Les aliments les plus riches en précurseurs d'oxyde nitrique ? Les légumes verts à feuilles, les betteraves, la roquette, les épinards. Autrement dit, exactement les aliments qui constituent la base de l'alimentation vivante que nous promouvons chez Biovie. Les algues marines, et en particulier les algues comme source de protéines complètes, apportent également des composés bioactifs qui soutiennent la santé vasculaire.

Les protéines végétales : un faux problème
L'une des objections les plus fréquentes à l'alimentation végétale est la question des protéines.
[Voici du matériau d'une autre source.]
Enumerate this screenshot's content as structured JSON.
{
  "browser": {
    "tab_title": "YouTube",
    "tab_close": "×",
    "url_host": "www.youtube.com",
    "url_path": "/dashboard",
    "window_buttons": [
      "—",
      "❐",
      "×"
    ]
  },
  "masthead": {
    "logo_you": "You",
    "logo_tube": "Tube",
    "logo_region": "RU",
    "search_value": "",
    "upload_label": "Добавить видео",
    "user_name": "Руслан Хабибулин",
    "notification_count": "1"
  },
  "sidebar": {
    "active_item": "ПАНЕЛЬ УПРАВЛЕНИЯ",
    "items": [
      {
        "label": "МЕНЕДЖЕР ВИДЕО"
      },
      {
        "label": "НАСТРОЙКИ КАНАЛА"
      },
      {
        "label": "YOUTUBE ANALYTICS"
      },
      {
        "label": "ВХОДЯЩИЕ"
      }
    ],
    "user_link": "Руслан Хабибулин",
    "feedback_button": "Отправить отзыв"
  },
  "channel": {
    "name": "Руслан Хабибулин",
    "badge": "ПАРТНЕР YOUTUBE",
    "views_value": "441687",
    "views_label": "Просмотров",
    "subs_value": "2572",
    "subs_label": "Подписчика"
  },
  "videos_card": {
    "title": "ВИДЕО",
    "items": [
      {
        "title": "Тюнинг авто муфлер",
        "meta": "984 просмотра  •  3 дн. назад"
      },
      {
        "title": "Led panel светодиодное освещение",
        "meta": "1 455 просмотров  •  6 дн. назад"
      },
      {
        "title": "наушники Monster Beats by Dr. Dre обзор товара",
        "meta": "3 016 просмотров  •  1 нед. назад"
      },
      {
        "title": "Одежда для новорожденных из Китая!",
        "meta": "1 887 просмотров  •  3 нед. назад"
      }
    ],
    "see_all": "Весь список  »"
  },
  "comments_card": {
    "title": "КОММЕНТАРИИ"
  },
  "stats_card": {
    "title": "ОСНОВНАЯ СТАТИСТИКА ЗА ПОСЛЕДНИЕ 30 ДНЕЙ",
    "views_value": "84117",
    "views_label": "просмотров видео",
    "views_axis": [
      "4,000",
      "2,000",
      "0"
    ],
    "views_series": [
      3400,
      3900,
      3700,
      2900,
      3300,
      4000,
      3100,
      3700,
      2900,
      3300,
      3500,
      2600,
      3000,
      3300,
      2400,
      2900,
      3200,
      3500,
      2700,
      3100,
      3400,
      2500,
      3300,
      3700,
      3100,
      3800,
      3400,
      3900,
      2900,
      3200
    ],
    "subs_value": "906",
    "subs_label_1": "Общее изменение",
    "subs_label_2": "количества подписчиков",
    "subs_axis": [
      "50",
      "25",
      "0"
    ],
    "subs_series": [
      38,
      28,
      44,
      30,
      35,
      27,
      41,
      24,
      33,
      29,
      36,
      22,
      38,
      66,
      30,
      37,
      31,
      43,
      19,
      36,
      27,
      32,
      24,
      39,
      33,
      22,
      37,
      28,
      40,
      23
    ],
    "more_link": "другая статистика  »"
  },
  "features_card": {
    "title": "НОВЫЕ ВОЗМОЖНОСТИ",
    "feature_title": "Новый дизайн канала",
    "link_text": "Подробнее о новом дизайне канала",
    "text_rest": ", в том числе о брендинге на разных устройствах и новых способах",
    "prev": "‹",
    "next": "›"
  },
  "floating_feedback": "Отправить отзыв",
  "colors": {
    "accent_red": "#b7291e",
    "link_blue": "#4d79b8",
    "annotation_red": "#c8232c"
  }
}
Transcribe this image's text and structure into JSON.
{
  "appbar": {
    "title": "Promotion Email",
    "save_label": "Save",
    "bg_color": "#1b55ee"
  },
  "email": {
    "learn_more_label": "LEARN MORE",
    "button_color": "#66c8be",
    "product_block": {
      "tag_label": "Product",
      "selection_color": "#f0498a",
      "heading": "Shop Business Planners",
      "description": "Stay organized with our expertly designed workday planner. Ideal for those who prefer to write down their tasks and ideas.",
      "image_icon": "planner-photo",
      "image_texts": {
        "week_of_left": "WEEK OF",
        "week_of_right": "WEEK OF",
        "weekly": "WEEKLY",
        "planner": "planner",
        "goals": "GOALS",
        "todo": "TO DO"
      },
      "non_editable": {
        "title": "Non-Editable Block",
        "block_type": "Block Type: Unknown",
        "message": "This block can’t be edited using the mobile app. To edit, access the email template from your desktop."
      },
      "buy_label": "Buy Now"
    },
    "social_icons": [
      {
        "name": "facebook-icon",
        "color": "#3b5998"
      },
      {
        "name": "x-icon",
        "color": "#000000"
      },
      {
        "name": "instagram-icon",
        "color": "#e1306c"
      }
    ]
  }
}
Le Dr Greger y répond de manière limpide : « les protéines végétales gagnent systématiquement face aux protéines animales dans les études comparatives ». Et les données le confirment. L'étude publiée dans Cell Metabolism en 2014 a montré que les personnes consommant beaucoup de protéines animales avaient 73 fois plus de risque de mourir de diabète et 4 fois plus de risque de mourir de cancer que celles en consommant peu (Levine et al., 2014).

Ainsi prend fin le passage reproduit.